On January 30th, the Department of Homeland Security released a final rule and amendment to H-1B petition regulations for those petitions subject to the H-1B cap. The new regulation requires petitioners filing H-1B visa petitions subject to both the regular cap and advance degree exemption to first electronically register with the United States Citizenship and Immigration Services (USCIS). The change will not impact Fiscal Year 2020 filings, set to begin in April of this year. DHS has suspended the requirement until further testing of the new filing system is complete. For those petitioning in the coming weeks, this filing season may be the last time that petitioners must pay filing fees and submit a complete application before consideration for the lottery. While some of the changes will benefit petitioner’s financially, other amendments may impact the chances for some H-1B beneficiaries.
The final rule reverses the order by which H-1B petitions are selected for the lottery. The rule notes that the electronic system will first select petition “onbehalf of all beneficiaries, including those eligible for the advanced degree exemption.” The second round of selections, of 20,000 electronic petitions, would then be for those H-1B petitions eligible for the advanced degree exemption. DHS hopes that “[c]hanging the order in which USCIS counts these separate allocations will …increase the number of beneficiaries with a master’s or higher degree from a U.S. institution of higher education…” Besides a change in the order of selection, the new H-1B lottery selection process will be completely electronic. Thus, petitioners would pre-register for the lottery and only complete further documentation (e.g. the Labor Condition Application & Form I-129) if selected through the electronic pre-registration system.

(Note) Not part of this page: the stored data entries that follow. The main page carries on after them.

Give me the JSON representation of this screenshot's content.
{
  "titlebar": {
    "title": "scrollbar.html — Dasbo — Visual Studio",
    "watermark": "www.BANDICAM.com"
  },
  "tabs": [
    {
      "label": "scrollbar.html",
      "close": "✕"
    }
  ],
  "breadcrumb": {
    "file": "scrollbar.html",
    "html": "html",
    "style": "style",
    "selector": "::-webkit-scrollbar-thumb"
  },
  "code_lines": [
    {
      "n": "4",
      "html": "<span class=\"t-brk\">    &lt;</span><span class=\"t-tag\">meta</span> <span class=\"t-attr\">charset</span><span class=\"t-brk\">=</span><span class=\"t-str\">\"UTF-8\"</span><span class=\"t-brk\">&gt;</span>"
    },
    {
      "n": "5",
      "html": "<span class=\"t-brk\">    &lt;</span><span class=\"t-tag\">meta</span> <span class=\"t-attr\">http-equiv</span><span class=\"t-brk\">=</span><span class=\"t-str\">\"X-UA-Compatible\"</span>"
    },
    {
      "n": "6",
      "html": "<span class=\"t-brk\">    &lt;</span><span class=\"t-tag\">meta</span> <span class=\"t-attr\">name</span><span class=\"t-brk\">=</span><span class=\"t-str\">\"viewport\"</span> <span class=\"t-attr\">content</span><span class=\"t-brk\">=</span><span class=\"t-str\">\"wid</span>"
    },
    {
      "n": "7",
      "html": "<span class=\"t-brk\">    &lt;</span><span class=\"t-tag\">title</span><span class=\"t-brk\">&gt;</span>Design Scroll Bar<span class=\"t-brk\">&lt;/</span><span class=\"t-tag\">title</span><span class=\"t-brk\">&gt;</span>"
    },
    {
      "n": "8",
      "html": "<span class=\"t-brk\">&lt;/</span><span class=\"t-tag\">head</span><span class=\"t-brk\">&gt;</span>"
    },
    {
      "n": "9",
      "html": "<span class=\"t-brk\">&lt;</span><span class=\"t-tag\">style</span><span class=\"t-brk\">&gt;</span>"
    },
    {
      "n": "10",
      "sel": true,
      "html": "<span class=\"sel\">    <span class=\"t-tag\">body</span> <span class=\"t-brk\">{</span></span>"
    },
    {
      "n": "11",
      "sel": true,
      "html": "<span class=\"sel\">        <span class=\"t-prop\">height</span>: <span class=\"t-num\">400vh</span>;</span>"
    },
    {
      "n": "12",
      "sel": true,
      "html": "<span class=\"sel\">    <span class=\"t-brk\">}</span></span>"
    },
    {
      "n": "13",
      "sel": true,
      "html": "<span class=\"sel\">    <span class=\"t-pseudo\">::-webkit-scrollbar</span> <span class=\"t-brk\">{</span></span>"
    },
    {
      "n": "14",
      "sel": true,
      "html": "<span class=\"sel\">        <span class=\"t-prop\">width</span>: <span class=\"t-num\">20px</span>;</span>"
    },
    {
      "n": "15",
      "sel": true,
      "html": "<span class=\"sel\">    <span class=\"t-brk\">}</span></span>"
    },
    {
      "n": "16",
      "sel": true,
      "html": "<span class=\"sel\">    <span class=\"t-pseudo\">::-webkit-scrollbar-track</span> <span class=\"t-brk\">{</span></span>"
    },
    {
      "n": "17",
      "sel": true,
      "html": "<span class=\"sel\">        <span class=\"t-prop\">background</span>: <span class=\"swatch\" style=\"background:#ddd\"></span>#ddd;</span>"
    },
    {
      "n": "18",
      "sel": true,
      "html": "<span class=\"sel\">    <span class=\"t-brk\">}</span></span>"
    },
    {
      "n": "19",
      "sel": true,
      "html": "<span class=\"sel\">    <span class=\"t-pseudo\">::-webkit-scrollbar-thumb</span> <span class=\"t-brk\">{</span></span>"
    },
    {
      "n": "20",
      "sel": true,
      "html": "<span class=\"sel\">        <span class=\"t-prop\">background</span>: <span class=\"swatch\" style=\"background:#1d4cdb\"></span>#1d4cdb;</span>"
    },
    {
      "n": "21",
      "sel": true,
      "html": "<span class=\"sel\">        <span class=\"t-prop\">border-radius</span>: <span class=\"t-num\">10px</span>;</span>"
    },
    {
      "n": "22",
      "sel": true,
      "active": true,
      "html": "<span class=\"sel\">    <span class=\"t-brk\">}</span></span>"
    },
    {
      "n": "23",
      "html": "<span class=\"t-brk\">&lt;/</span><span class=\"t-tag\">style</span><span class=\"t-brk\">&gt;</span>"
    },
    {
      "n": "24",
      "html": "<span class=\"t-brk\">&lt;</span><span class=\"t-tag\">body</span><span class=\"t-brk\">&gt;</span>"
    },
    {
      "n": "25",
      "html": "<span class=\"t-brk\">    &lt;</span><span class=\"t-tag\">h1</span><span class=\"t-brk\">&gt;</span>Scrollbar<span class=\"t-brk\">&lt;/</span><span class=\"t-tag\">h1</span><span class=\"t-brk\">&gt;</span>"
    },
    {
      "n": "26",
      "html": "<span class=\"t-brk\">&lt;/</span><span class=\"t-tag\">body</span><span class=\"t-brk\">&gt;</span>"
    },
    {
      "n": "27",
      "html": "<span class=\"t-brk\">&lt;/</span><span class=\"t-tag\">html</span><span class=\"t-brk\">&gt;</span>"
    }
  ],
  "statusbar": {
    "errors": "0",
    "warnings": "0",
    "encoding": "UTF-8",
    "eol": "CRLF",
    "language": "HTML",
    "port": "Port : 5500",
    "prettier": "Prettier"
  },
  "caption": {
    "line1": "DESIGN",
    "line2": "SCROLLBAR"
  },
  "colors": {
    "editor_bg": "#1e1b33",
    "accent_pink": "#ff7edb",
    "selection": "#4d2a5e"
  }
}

While the new electronic filing system will disadvantage beneficiaries who do not qualify for the advanced degree exemption, the new filing system will save petitioners millions of dollars a year. The final rule will also attempt to curb the practice of “flooding” the lottery. The regulation prohibits petitioners from submitting more than one electronic registration for the same beneficiary during the same filing season. Therefore, those petitioners that submit more than one petition per beneficiary will invalidate all petitions filed on behalf of the beneficiary. While the final rule will not impact filings in April, the total impact of the changes to the Fiscal Year 2021 filing season will not be felt until 2020.